Tuesday, October 25, 2011

Me and unknown dog, by Helena, 2009. I'll get back to why I'm posting this in the end.

One of my favourite stories of all times is "River of Names" by Dorothy Allison. It's probably the scariest story I've ever read, and guys, if you know me then you know that I have a tendency to only read depressing books. It's literally a "river of names" - there were so many - the stories and names of her young South Carolina family members who died as children. I fully recommend that you read it (CLICK)

I enjoy reading awful books. I often keep re-reading the scariest lines over and over, imagining them, how sad is that. I probably enjoy it so much because it makes me feel better about my own (sometimes) destructive personality but I could also just be a sensationalist, I don't know, you be the judge. I feel that I really need to know what the worst thing is that I could possibly ever endure, or something along those lines. I'm curious to learn about everything. I'm also convinced that everyone in my immediate family suffers from PTSD from being constantly bombed during the 1990s and maybe that is why now that we're "safe" in Canada we feel the need to shock/scare ourselves.

I'm getting off topic here. So I read this great essay by Dorothy Allison titled "A Question of Class", it's sort of long but you should go read it anyway. D.A. is so good at making these astute observations, in detail, on how people constantly repress each other in any given setting. Siblings, lovers, colleagues, neighbours, etc... I think it's inescapable. The other day I watched "Trading Places"(only the second half of it - Eddie Murphy had already morphed into a successful stock trader and Dan Aykroyd was hanging out on a sidewalk with a bottle of liquor in a Santa Claus outfit) and it reminded me that anyone can be an asshole if given the chance. Including me and you and our parents and grandparents, absolutely everyone. No matter how "sensitive" you think you are, you probably are hurting someone and they aren't telling you. Because not everyone is honest, especially not when it comes to admitting something that is scary or humiliating.

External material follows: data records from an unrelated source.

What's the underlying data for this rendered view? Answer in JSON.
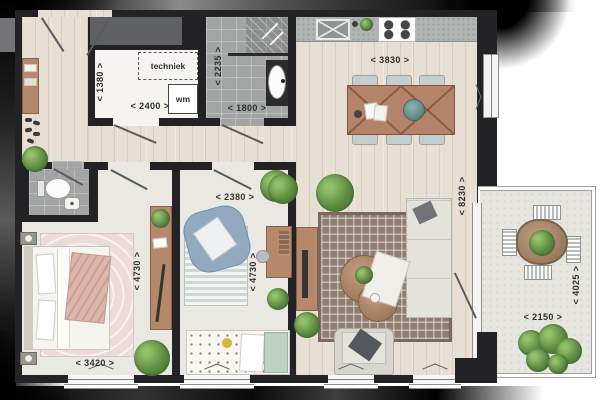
{
  "plan_title": "apartment-floor-plan",
  "rooms": {
    "technical": {
      "label": "techniek",
      "washer_label": "wm",
      "width_dim": "< 2400 >",
      "height_dim": "< 1380 >"
    },
    "bathroom": {
      "width_dim": "< 1800 >",
      "height_dim": "< 2235 >"
    },
    "kitchen": {
      "width_dim": "< 3830 >"
    },
    "living": {
      "height_dim": "< 8230 >"
    },
    "bedroom1": {
      "width_dim": "< 3420 >",
      "height_dim": "< 4730 >"
    },
    "bedroom2": {
      "width_dim": "< 2380 >",
      "height_dim": "< 4730 >"
    },
    "balcony": {
      "width_dim": "< 2150 >",
      "height_dim": "< 4025 >"
    }
  },
  "colors": {
    "wall": "#232325",
    "wood_floor": "#e7dfd3",
    "tile_floor": "#a3a5a4",
    "bedroom_floor": "#e9e8e2",
    "balcony_floor": "#e6e5e0",
    "furniture_wood": "#b5886a",
    "teal_accent": "#6f9f9b",
    "living_rug": "#8f7d72",
    "pink_rug": "#ecdcd8",
    "plant_green": "#5c8a41"
  }
}
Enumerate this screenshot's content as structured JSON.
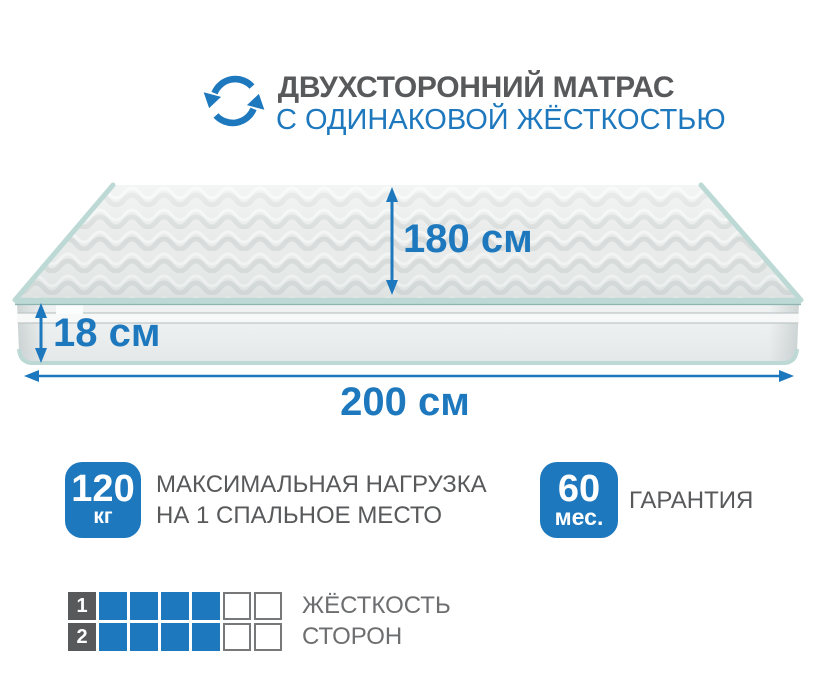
{
  "colors": {
    "accent_blue": "#1e78bd",
    "title_gray": "#58595b",
    "label_gray": "#6d6e70",
    "square_dark": "#58595b",
    "piping_teal": "#bcd9d5"
  },
  "header": {
    "icon": "flip-arrows-icon",
    "title": "ДВУХСТОРОННИЙ МАТРАС",
    "subtitle": "С ОДИНАКОВОЙ ЖЁСТКОСТЬЮ"
  },
  "mattress": {
    "depth_label": "180 см",
    "height_label": "18 см",
    "width_label": "200 см"
  },
  "badges": [
    {
      "value": "120",
      "unit": "кг",
      "line1": "МАКСИМАЛЬНАЯ НАГРУЗКА",
      "line2": "НА 1 СПАЛЬНОЕ МЕСТО"
    },
    {
      "value": "60",
      "unit": "мес.",
      "line1": "ГАРАНТИЯ",
      "line2": ""
    }
  ],
  "firmness": {
    "rows": [
      {
        "number": "1",
        "filled": 4,
        "total": 6,
        "label": "ЖЁСТКОСТЬ"
      },
      {
        "number": "2",
        "filled": 4,
        "total": 6,
        "label": "СТОРОН"
      }
    ]
  }
}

This is what I want to change in the near future: I never want to feel like I have to lie and I never want to do anything I don't want to do. Does that make sense? Transparency?

I am moving away from the island in a week. I feel like I've been waiting for this moment for a while and now I'm ready. So it's happening. Wait, haven't I just stated that like one post ago?! That picture up there with the dog was taken more than two years ago and ever since then my life sort of stopped. That's really how I feel even though lots of things have happened in the meantime, I feel stunted. I finished grad school and moved back to the island because I did not want to commit to the city, because I have a terrible, juvenile fear of commitment and because I was not ready to be back. But now I feel so ready to move on I might barf if I don't.

Anyway, see you in the neighbourhood. Here's the only song I've wanted to listen to for two days now (that and Pretty Hate Machine by NIN) and you should go watch the beautiful video HERE - embedding disabled. If you want me to give you a list of the scariest books I've ever read please ask, I would love that. BYE PALS.



1 comment:

kat said...

I love Pretty Hate Machine!!! Also, will be nice to (perhaps) run into you sometimes.